В третьем акте пьесы безликий гость праздника, начальник станции, судя по чеховской ремарке, читает «Грешницу» А. К. Толстого. Читает, что называется, никому, в воздух. Никто его не слушает. Зачем это нужно по ходу действия? Сюжет «Грешницы» прост: римская блудница с гостями на пиру держит некое «пари» о личном противостоянии с новым «модным» мессией, Христом: «Пускай предстанет ваш учитель, / Он не смутит моих очей!» Но какую часть стихотворения, состоящего из шести глав, читает начальник станции?
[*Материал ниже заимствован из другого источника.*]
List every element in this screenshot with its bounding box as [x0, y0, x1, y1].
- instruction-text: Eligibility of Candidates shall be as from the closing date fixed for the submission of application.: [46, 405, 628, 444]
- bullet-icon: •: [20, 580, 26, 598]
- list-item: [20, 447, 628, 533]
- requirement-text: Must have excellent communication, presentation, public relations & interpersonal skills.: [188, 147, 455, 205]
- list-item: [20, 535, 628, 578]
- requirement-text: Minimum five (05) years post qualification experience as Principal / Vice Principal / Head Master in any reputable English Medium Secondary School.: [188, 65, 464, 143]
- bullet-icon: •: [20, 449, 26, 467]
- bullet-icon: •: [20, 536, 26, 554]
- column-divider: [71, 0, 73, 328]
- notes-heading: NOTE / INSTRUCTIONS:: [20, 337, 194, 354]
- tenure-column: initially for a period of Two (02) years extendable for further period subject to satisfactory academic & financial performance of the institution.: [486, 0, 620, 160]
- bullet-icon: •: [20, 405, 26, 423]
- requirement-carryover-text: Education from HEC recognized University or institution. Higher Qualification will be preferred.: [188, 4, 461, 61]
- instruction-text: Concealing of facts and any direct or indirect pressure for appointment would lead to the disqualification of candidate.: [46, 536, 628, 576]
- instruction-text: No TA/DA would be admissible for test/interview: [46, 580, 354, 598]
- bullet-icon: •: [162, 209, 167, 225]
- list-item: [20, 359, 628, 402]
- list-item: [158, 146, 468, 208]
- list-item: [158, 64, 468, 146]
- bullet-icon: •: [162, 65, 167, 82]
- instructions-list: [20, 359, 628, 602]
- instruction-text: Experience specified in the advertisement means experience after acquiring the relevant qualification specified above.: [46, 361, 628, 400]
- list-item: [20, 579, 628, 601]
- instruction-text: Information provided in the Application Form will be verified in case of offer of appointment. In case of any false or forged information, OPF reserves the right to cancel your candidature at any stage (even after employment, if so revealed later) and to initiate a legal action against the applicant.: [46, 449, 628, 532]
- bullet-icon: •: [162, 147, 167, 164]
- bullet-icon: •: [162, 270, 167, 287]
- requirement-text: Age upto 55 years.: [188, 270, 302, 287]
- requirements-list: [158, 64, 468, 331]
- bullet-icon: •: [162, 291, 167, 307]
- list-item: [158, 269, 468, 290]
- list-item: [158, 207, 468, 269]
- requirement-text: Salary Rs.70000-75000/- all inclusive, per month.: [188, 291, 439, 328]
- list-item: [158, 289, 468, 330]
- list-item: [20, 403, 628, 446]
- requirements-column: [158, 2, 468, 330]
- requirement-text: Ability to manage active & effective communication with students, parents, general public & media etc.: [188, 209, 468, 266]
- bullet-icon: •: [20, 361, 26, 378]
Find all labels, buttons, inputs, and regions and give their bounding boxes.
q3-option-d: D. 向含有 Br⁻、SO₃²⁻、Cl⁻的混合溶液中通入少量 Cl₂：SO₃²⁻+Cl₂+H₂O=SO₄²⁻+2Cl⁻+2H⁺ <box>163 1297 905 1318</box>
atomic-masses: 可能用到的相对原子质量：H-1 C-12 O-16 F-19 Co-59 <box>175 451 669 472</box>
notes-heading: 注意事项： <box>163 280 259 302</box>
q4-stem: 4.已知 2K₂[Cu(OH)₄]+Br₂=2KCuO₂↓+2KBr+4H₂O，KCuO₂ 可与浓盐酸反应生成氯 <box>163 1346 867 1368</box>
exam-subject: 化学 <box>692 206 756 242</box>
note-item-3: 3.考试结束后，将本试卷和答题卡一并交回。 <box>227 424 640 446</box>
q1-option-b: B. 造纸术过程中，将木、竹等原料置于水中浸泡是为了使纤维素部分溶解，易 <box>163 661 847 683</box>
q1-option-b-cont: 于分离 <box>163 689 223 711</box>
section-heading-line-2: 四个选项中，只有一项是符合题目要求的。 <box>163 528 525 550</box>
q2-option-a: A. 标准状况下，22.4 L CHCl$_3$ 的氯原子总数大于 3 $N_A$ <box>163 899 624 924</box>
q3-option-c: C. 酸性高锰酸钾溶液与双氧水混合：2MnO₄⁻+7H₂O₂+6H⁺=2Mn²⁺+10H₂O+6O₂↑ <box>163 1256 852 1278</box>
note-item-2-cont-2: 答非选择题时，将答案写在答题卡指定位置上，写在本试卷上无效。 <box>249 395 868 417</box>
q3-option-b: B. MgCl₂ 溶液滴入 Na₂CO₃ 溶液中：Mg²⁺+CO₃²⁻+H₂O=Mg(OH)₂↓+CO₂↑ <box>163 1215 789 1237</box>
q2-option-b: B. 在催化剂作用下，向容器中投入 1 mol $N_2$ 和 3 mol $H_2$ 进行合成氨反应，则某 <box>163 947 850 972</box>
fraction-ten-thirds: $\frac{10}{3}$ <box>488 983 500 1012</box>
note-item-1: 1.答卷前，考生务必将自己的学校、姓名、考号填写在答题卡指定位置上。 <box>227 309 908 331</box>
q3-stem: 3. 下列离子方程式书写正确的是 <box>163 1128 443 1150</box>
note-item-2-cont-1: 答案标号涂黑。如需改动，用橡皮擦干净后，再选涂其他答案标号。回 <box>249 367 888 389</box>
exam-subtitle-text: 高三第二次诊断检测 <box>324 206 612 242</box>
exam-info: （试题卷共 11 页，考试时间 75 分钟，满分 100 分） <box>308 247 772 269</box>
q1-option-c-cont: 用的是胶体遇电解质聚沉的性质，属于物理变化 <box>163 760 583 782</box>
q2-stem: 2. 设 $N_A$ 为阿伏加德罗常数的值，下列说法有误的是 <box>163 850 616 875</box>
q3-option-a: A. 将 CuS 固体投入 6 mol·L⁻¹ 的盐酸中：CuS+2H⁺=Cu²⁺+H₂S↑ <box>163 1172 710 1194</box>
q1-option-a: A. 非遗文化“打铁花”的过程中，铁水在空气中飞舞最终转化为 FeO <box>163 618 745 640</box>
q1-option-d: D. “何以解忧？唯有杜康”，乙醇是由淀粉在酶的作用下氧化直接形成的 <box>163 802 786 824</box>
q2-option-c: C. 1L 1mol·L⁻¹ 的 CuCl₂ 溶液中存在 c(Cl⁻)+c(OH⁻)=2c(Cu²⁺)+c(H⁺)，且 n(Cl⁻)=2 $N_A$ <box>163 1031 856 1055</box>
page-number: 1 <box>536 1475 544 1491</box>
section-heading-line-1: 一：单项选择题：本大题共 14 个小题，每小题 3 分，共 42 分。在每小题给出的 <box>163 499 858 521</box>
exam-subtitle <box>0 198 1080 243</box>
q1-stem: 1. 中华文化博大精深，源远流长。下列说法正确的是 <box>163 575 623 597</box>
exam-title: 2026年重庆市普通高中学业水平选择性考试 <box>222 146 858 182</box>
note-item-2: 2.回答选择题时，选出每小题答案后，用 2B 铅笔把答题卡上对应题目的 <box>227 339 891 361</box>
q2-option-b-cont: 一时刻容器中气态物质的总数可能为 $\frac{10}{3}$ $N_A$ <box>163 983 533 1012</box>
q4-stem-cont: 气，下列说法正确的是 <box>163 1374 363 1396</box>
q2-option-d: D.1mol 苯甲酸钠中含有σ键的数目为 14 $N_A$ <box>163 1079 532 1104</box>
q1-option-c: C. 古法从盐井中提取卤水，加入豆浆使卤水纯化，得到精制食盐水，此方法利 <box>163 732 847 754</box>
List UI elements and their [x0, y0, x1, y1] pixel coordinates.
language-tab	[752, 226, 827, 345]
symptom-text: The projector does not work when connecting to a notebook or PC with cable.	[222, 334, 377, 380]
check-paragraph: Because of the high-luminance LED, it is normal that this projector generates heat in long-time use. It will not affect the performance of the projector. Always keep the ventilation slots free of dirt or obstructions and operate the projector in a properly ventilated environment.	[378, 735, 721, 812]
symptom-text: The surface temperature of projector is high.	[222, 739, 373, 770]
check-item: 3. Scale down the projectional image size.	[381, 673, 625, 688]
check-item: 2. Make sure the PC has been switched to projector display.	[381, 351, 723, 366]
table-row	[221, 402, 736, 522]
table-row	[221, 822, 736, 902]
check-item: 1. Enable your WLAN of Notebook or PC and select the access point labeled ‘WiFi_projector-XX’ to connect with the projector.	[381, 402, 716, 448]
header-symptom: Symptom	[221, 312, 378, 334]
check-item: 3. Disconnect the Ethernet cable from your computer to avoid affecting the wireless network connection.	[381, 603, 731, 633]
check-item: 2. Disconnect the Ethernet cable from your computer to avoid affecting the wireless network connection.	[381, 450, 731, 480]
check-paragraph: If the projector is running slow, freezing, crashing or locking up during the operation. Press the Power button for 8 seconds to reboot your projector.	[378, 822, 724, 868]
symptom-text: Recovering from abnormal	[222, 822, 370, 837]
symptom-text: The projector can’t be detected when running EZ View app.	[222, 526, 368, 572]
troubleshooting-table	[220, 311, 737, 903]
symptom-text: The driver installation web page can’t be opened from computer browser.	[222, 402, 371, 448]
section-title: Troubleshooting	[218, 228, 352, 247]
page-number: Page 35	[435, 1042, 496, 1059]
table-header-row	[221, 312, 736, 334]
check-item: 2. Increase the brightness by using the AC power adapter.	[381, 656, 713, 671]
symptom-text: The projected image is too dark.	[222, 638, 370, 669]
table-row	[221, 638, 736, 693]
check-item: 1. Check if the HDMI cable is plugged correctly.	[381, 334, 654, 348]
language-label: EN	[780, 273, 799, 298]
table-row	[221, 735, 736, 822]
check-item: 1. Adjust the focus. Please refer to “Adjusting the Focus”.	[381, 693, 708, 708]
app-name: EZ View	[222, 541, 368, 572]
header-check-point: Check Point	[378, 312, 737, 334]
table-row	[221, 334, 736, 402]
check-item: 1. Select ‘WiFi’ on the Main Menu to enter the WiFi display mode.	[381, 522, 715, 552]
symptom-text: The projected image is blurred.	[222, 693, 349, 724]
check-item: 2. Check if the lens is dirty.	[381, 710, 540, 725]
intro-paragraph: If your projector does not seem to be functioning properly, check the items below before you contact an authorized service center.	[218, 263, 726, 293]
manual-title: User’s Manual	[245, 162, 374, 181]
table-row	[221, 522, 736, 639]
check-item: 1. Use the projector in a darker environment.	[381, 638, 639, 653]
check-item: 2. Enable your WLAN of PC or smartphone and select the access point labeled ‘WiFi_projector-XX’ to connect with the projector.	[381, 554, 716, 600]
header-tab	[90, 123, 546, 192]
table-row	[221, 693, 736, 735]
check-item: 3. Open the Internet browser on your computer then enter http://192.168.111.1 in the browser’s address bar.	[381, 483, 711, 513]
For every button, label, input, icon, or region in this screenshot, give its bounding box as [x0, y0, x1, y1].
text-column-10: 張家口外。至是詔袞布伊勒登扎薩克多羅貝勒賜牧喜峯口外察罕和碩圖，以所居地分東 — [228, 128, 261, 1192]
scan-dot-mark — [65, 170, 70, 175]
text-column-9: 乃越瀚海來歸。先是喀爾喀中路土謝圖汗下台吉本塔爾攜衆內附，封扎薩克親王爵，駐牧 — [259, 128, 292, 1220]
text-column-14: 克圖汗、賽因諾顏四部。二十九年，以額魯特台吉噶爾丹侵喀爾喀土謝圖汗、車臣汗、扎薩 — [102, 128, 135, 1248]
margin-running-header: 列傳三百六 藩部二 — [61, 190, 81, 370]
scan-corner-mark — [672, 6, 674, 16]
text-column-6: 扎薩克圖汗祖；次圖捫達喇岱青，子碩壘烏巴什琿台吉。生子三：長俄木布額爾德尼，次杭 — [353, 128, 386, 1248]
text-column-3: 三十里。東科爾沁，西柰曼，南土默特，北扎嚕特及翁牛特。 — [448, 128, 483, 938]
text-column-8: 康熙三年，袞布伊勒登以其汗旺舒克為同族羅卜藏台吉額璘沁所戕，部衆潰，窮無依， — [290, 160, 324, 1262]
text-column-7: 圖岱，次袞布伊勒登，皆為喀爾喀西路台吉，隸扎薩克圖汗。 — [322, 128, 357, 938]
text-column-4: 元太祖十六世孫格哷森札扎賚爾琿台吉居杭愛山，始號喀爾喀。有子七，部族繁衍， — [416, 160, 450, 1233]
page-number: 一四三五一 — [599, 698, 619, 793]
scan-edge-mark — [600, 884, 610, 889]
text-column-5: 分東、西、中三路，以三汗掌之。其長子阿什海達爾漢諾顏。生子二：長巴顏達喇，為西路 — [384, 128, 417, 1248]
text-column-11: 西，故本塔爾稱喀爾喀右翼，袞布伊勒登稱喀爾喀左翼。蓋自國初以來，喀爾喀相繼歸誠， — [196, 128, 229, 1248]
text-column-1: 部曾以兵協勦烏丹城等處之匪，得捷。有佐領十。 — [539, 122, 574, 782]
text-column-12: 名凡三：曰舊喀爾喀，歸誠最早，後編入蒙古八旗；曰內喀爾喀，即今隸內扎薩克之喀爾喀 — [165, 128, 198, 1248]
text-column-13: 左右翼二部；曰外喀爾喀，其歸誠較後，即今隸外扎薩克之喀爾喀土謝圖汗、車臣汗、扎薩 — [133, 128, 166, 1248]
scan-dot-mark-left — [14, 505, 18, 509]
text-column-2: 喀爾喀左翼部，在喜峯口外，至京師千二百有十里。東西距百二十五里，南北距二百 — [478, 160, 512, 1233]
Начало?
Народ кипит, веселье, хохот, Звон лютней и кимвалов грохот, Кругом и зелень, и цветы, А меж столбов, у входа дома Парчи тяжелой переломы Тесьмой узорной подняты; Чертоги убраны богато. [6, с. 477].
В этом случае безымянный чтец контрапунктом иллюстрирует «богатство» нынешнего праздника. И то, Фирс говорит: «Прежде на балах у нас танцевали генералы, бароны, адмиралы, а теперь посылаем за почтовым чиновником и начальником станции, да и те не в охотку идут».
А, может быть, авторская цитата иная?
.. .Внезапно стала ей понятна
Неправда жизни святотатной,
Вся ложь ее порочных дел,
И ужас ею овладел.
Уже на грани сокрушенья,
Она постигла в изумленье,
Как много благ. Как много сил
Господь ей щедро подарил. [6, с. 482].
Зачем на балу в третьем акте еврейский оркестр — оркестр Счастье-Несчастье (четыре скрипки, флейта и контрабас)? Очевидно, что он связан с воспоминаниями Раневской о праздничном чудесном времени, когда были живы ее муж и сын Гриша. Но также и с другими — когда этот самый оркестр играл на их похоронах. Гости исполняют танец grand-rond — нечто вроде котильона, судя по ремарке в начале третьего акта. Среди них обозначены почтовый чиновник, начальник станции и кто-то совсем неопределенный, с кем в паре танцует Дуняша. Еврейские музыканты по своей национальной традиции одеты во все черное. Мундиры почтмейстера (приносящего телеграммы из Парижа) и железнодорожника, как и фрак неизвестного гостя тоже черные. Черные безликие ряженые. У Ахматовой: «С детства ряженых я боялась, / Мне всегда почему-то казалось, что какая-то лишняя тень / Среди них без лица и названья / затесалась.» [7]. На сцене цветовая экспансия черных фигур должна зримо усиливать ощущение тревоги и надвигающейся катастрофы. Вс. Э. Мейерхольд говорил, что в третьем акте «Вишнёвого сада» на сцену медленно входит ужас.
В письме к О. Л. Книппер от 18 марта 1903 г.: «А пьеса, кстати сказать, мне не совсем удается. Одно главное действующее лицо еще недостаточно продумано и мешает. Но к Пасхе, думаю, это лицо будет уже ясно, я буду свободен от затруднений.» [1, с. 702].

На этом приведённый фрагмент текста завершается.